Der Ansatz von MPP, Journalisten inmitten des Konfliktes zu unterstützen, gliedert sich in drei Bereiche:
– Weiterbildung und Qualifizierung,
– Investigation, vor allem als Forschungs- und Reflektionsprozess, und
– „Information“.

Dabei entstanden unter anderem ein Nachschlagewerk konfliktrelevanter Begriffe, um die journalistische Sprache zu „entwaffnen“, sowie mehrere Handbücher. Vor allem für die Weiterbildung interessieren sich internationale Organisationen und Geberländer – und stellen MPP immerhin 95 Prozent seiner finanziellen Ressourcen zur Verfügung.

Dass die Organisation sich besonders um die ländlichen Regionen bemüht, begründet Eduardo Márquez so: „Wir haben schnell erkannt, dass sich die Lage für Journalisten in anderen Landesteilen sehr von der in Bogotá unterschied. Wir erkannten immer klarer die Bedürfnisse von Journalisten. Das war zuvor nie so deutlich gewesen.“

Nach eigenen Angaben hat MPP in den letzten zehn Jahren in 28 Gemeinden Workshops mit 1830 Journalisten aus 841 Medien und Institutionen durchgeführt. Besonders stolz ist die Organisation auf den „Diplomado“, ein sechsmonatiges Weiterbildungsprogramm für Journalisten, die in den meistumkämpften Regionen des Landes, den „zonas rojas“, arbeiten. Das Programm wurde gemeinsam mit der Ponteficia Universidad Javeriana und dem Centro de Investigación y Educación Popular (Zentrum für Forschung und Bildung des Volkes, CINEP) entwickelt. Es geht um das Erlernen eines „verantwortungsvollen Journalismus im bewaffneten Konflikt“ – so auch der Titel des Diplomado, den schon mehr als 280 Journalisten aus sieben Konfliktregionen absolviert haben.
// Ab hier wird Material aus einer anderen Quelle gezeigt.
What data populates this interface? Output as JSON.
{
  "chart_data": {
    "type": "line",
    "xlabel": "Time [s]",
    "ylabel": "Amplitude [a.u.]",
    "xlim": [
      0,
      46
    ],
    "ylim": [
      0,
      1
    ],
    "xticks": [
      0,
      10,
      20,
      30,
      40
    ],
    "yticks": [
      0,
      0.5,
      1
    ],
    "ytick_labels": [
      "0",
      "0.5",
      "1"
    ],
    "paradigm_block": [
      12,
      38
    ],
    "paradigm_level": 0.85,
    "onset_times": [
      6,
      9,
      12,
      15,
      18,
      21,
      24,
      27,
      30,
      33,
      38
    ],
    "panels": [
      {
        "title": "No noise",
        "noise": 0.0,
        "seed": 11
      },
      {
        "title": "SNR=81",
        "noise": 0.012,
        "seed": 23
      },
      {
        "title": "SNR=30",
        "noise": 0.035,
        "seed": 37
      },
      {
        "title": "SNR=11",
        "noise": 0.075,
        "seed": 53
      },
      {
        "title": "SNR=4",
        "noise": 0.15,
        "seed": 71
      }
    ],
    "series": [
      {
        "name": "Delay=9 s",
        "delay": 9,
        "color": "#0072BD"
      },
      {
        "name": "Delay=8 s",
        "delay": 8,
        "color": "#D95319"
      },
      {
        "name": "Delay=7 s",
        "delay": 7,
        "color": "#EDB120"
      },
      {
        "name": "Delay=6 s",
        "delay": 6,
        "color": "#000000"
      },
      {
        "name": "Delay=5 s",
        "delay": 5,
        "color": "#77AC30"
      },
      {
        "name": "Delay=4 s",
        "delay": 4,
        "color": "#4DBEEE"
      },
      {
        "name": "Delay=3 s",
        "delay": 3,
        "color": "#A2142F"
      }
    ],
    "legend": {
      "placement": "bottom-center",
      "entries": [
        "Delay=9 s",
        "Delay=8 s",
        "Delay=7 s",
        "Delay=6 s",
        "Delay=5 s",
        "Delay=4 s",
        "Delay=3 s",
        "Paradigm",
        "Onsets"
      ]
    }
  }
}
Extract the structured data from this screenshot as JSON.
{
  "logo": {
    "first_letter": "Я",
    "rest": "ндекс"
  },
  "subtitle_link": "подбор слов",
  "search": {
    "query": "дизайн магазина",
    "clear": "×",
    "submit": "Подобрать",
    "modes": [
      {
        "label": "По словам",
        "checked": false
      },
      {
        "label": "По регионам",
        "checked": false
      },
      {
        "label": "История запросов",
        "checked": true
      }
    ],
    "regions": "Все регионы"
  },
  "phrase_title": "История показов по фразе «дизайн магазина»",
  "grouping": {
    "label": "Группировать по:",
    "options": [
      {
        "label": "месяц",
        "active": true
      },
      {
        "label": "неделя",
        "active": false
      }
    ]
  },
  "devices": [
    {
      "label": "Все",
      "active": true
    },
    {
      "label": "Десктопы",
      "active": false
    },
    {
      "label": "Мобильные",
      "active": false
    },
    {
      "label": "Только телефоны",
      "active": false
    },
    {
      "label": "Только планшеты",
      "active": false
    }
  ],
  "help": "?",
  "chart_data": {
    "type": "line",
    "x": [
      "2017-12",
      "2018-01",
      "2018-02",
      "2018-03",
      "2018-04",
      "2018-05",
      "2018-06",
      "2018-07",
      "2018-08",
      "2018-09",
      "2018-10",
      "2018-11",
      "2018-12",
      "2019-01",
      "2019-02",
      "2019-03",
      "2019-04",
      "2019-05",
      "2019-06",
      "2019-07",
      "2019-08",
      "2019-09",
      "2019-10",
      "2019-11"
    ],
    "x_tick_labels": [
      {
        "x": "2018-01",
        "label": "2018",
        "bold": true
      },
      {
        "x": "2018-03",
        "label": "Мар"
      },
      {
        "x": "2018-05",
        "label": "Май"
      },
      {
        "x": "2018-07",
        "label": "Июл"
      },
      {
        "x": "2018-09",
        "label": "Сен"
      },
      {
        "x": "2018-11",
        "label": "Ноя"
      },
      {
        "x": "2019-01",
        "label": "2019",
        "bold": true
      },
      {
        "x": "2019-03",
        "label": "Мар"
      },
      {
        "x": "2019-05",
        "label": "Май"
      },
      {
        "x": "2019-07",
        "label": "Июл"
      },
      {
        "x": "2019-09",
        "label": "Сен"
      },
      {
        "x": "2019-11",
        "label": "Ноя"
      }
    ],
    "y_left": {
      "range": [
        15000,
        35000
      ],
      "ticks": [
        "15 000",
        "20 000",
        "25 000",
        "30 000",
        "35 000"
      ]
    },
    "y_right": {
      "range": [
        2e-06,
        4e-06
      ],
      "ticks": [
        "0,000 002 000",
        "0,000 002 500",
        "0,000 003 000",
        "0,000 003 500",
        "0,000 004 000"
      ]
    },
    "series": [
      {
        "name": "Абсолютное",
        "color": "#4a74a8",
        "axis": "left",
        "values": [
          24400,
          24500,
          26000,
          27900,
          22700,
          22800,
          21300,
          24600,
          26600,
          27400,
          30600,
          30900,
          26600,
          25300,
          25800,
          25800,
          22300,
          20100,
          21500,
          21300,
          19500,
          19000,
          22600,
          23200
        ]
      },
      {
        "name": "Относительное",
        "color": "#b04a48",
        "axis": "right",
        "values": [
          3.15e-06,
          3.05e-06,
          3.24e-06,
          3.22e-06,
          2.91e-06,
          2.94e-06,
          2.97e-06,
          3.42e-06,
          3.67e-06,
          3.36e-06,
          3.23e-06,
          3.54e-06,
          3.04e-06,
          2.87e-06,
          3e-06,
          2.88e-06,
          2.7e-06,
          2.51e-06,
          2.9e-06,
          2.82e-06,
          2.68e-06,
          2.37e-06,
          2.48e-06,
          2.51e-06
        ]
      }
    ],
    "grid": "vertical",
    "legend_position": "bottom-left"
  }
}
Zusätzlich schuf die akademisch-zivilgesellschaftliche Allianz das Programm „Reporteros de Colombia“. Hier können sich Journalisten praktische Hilfe holen, wenn sie ihre Qualitätsansprüche in Beiträgen umsetzen wollen.

Fokus auf regionale Besonderheiten

Jede Konfliktregion hat ihre Eigenheiten, die bei der Umsetzung der Projekte bedacht werden müssen, so der bis 2009 für den Diplomado verantwortliche Freddy González: „In einer Region wie Nariño oder Putomayo müssen wir den Drogenhandel und seinen Einfluss auf den Konflikt einbeziehen. Arbeiten wir in Barrancabermeja, ist es unmöglich, nicht auf den Ressourcenreichtum der Region und seine Verteilung einzugehen. In la zona norte müssen wir besonders grenzrelevante Themen sowie das Problem der paramilitärischen Kontrolle beachten.“

Um die Journalisten vor allem in ländlichen Regionen nachhaltig unterstützen zu können, kooperiert MPP mit anderen Organisationen, wie etwa beim Proyecto Antonio Nariño (PAN), in welches vier weitere Organisationen involviert sind. Neben der Förderung von Presse- und Informationsfreiheit versucht PAN, die Programme besser zu koordinieren.

Medien und Journalisten können Konflikte nicht lösen. Doch ihre Arbeit kann, wie sich an Kolumbien zeigt, eine wichtige Rolle spielen. Und diese gilt es zu stärken.